Golem’s use of the word culture to mean all our conventions and fictions, a “golden cage” that simultaneously limits and reassures us, reminds me of Terence McKenna. (And if you’re familiar with Robert Anton Wilson, “reality tunnels” will spring to mind.) Two McKenna talks fit perfectly with the themes of Golem. The first is called Culture is Not Your Friend:
The next is Culture is Your Operating System. The first 5 and a half minutes are especially great:
There are quite a few McKenna quotes that offer insight on culture, all of them piercing and eloquent:
“Culture is the effort to hold back the mystery, and replace it with a mythology.“
“Unexamined cultural values and limitations of language have made us unwitting prisoners of our own assumptions.”
“We are caged by our cultural programming. Culture is a mass hallucination, and when you step outside the mass hallucination you see it for what it’s worth.”
“Culture is a closed system of thinking and values, of the sort I am denouncing; and the greatest barrier to your enlightenment, your education, and your decency, is your culture.”
“You must cut through the aura of programming and cultural assumptions that surround us from the moment we are able to speak. The only way this can be done is by dissolving the boundaries of ego. Ego is a structure that is erected by a neurotic individual who is a member of a neurotic culture against the facts of the matter. And culture, which we put on like an overcoat, is the collectivized consensus about what sort of neurotic behaviors are acceptable.“
Here’s an excerpt from “Culture and Ideology are Not Your Friends,” a talk McKenna gave in Denver in 1999.
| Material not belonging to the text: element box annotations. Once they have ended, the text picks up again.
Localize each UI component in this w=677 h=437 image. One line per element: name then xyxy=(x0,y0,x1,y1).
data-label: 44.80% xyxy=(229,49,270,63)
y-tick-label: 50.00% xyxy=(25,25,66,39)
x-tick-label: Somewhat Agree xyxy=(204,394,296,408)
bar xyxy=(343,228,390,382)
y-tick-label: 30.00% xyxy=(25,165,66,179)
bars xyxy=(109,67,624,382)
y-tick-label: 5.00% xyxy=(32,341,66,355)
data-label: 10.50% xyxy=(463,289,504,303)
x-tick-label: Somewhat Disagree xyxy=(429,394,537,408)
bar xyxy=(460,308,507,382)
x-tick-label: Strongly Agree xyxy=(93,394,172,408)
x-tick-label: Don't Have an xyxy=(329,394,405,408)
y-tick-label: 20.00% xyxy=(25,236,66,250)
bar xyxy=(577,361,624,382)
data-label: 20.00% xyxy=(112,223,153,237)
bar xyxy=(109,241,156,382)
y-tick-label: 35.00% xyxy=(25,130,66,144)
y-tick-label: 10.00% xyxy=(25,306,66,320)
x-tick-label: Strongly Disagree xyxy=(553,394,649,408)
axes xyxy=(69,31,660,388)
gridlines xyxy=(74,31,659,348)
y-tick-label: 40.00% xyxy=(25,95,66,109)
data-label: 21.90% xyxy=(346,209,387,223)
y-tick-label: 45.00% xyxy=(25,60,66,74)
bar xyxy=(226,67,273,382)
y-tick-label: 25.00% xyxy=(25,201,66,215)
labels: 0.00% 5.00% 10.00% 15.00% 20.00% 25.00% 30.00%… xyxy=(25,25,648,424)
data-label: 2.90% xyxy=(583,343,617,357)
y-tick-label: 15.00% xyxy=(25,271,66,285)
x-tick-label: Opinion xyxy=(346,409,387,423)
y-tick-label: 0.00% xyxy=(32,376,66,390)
“What does it mean to be incarnate in a human body at the end of the 20th century in a squirrely culture like this, trying to make sense of your heritage, your opportunities, the contents of the culture, the contents of your own mind? Is it possible to have an over-arching viewpoint that is not somehow canned, or cultish, or self-limited in its approach? In other words, is it possible to cultivate an open mind and sanity in the kind of society and psychological environment that we all share? And it grows, daily and weekly, as you know, harder to do this; weirder to integrate; more on your plate to assimilate. And I certainly don’t have final – or even nearly final – answers….Any ideological or belief system that offers closure – meaning final answers – is sure to be wrong; sure to be self-limiting, sure to be inadequate to the facts.
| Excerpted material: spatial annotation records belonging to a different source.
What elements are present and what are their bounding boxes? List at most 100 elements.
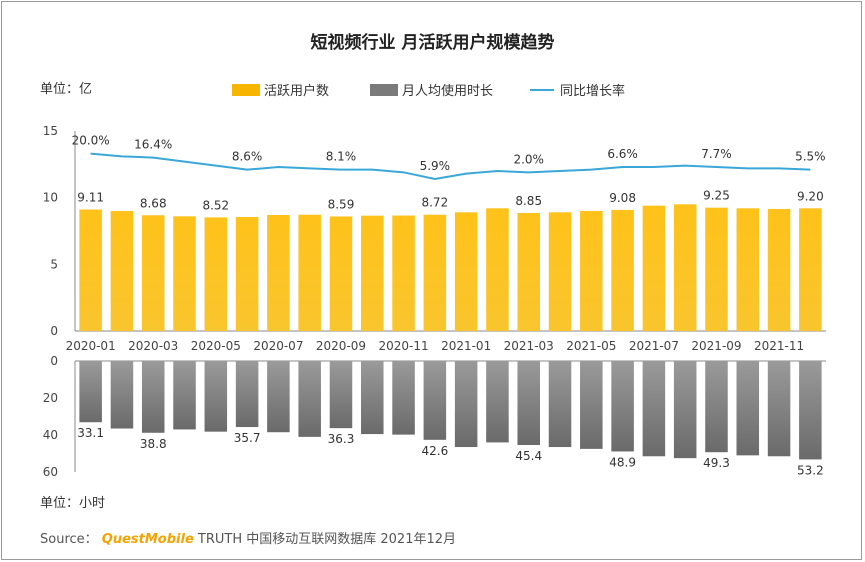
hours-data-label: 48.9	[609, 455, 636, 469]
hours-data-label: 53.2	[797, 463, 824, 477]
hours-bar	[267, 361, 290, 433]
legend-swatch-mau	[232, 83, 260, 96]
mau-bar	[486, 208, 509, 331]
source-note: Source： QuestMobile TRUTH 中国移动互联网数据库 202…	[40, 528, 456, 547]
x-tick-label: 2020-09	[316, 339, 366, 353]
mau-data-label: 8.72	[421, 196, 448, 210]
mau-bar	[767, 209, 791, 331]
hours-bar	[736, 361, 760, 456]
hours-bar	[173, 361, 196, 430]
mau-bar	[799, 208, 822, 331]
top-y-tick-label: 5	[50, 257, 58, 271]
x-tick-label: 2020-05	[191, 339, 241, 353]
growth-data-label: 6.6%	[607, 147, 638, 161]
mau-bar	[423, 214, 447, 331]
hours-data-label: 42.6	[421, 444, 448, 458]
mau-bar	[173, 216, 196, 331]
mau-bar	[548, 212, 572, 331]
chart-title: 短视频行业 月活跃用户规模趋势	[310, 33, 555, 53]
growth-data-label: 20.0%	[72, 134, 110, 148]
bottom-y-tick-label: 20	[43, 391, 58, 405]
mau-bar	[517, 213, 540, 331]
x-tick-label: 2021-09	[691, 339, 741, 353]
legend-label-hours: 月人均使用时长	[402, 84, 494, 99]
x-tick-label: 2021-01	[441, 339, 491, 353]
hours-data-label: 36.3	[328, 432, 355, 446]
x-tick-label: 2020-03	[128, 339, 178, 353]
source-rest: TRUTH 中国移动互联网数据库 2021年12月	[197, 532, 457, 547]
top-y-tick-label: 15	[43, 124, 58, 138]
hours-bar	[79, 361, 102, 423]
growth-data-label: 8.6%	[232, 150, 263, 164]
bottom-y-tick-label: 40	[43, 428, 58, 442]
hours-bar	[298, 361, 321, 437]
hours-bar	[548, 361, 572, 448]
hours-bar	[141, 361, 165, 433]
hours-bar	[799, 361, 822, 460]
hours-bar	[235, 361, 259, 428]
hours-bar	[423, 361, 447, 440]
source-brand: QuestMobile	[101, 532, 194, 547]
hours-bar	[110, 361, 134, 429]
growth-data-label: 5.9%	[420, 159, 451, 173]
hours-data-label: 33.1	[77, 426, 104, 440]
hours-data-label: 49.3	[703, 456, 730, 470]
mau-bar	[392, 215, 415, 331]
growth-data-label: 2.0%	[513, 152, 544, 166]
bottom-unit-label: 单位：小时	[40, 496, 106, 511]
mau-data-label: 8.85	[515, 194, 542, 208]
bottom-y-tick-label: 60	[43, 465, 58, 479]
legend-swatch-growth	[530, 88, 554, 91]
hours-bar	[580, 361, 603, 449]
hours-bar	[454, 361, 478, 448]
x-tick-label: 2021-03	[504, 339, 554, 353]
hours-bar	[767, 361, 791, 457]
hours-bar	[517, 361, 540, 445]
growth-data-label: 16.4%	[134, 138, 172, 152]
hours-data-label: 35.7	[234, 431, 261, 445]
mau-bar	[267, 215, 290, 331]
bottom-y-tick-label: 0	[50, 354, 58, 368]
growth-rate-line	[90, 152, 811, 181]
mau-bar	[235, 217, 259, 331]
mau-data-label: 9.08	[609, 191, 636, 205]
hours-bar	[361, 361, 384, 435]
mau-bar	[673, 204, 697, 331]
mau-bar	[611, 209, 634, 331]
hours-bar	[705, 361, 728, 453]
source-prefix: Source：	[40, 532, 98, 547]
x-tick-label: 2021-05	[566, 339, 616, 353]
legend-swatch-hours	[370, 83, 398, 96]
legend-label-mau: 活跃用户数	[264, 84, 330, 99]
legend-label-growth: 同比增长率	[560, 84, 626, 99]
mau-data-label: 8.52	[202, 198, 229, 212]
mau-bar	[329, 216, 353, 331]
mau-bar	[110, 211, 134, 331]
mau-data-label: 8.68	[140, 196, 167, 210]
mau-bar	[736, 208, 760, 331]
mau-bar	[454, 212, 478, 331]
hours-bar	[673, 361, 697, 459]
mau-bar	[298, 214, 321, 331]
mau-bar	[79, 209, 102, 331]
mau-bar	[705, 207, 728, 331]
growth-data-label: 7.7%	[701, 147, 732, 161]
x-tick-label: 2020-11	[378, 339, 428, 353]
x-tick-label: 2020-07	[253, 339, 303, 353]
x-tick-label: 2021-11	[754, 339, 804, 353]
growth-data-label: 5.5%	[795, 150, 826, 164]
top-y-tick-label: 10	[43, 191, 58, 205]
hours-bar	[486, 361, 509, 443]
legend-item-mau: 活跃用户数	[232, 80, 329, 99]
mau-data-label: 9.20	[797, 189, 824, 203]
hours-bar	[642, 361, 666, 457]
x-tick-label: 2021-07	[629, 339, 679, 353]
hours-data-label: 38.8	[140, 437, 167, 451]
hours-data-label: 45.4	[515, 449, 542, 463]
mau-bar	[141, 215, 165, 331]
top-y-tick-label: 0	[50, 324, 58, 338]
growth-data-label: 8.1%	[326, 150, 357, 164]
mau-bar	[204, 217, 228, 331]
…It’s a kind of a con game. It is in fact, strangely enough, a kind of virtual reality. We have been led to think of virtual realities as something on the screen of a computer, or presented through a headset, but that’s an electronic virtual reality. The primary technology for the building of virtual realities is language. Once you start talking about race pride, loyalty, our destiny, our God, our mission, it’s like building virtual realities; and people begin to treat these things as though they had the substantiality of real objects, and to build their lives as though these things are real. And what is this? It’s a diminution of humanness. You’re choosing to limit yourself to a cultural reality; whether it’s the reality of being Huitoto or Orthodox Jewish, or whatever it is, it’s a smaller world than the simple hardware you were born into this universe with.
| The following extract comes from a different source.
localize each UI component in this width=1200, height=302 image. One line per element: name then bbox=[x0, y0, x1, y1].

…Cultures are boundary-defining engines – that’s what they do! They teach you: ‘We do it this way. DON’T GO THERE – in your mind, in your heart. Follow the rules. Follow the rules.’ Cultures are like operating systems.
So how can we break out of the virtual reality called culture? How to escape the “sweet unconscious cage of slavery” and return to what Golem calls “the big hole” of uncertainty? For one, foster open-mindedness and resist absolutes. As McKenna said (last quote, I promise): “when you believe in something, you are automatically precluded from believing its opposite.”
Sometimes it’s better to confront the empty space of ignorance without belief, without dogma, without faith. A question is often more valuable than an answer.
How else can we break the rigid mold of convention? Psychedelics, of course! Nothing strips away the veil of culture like a good trip.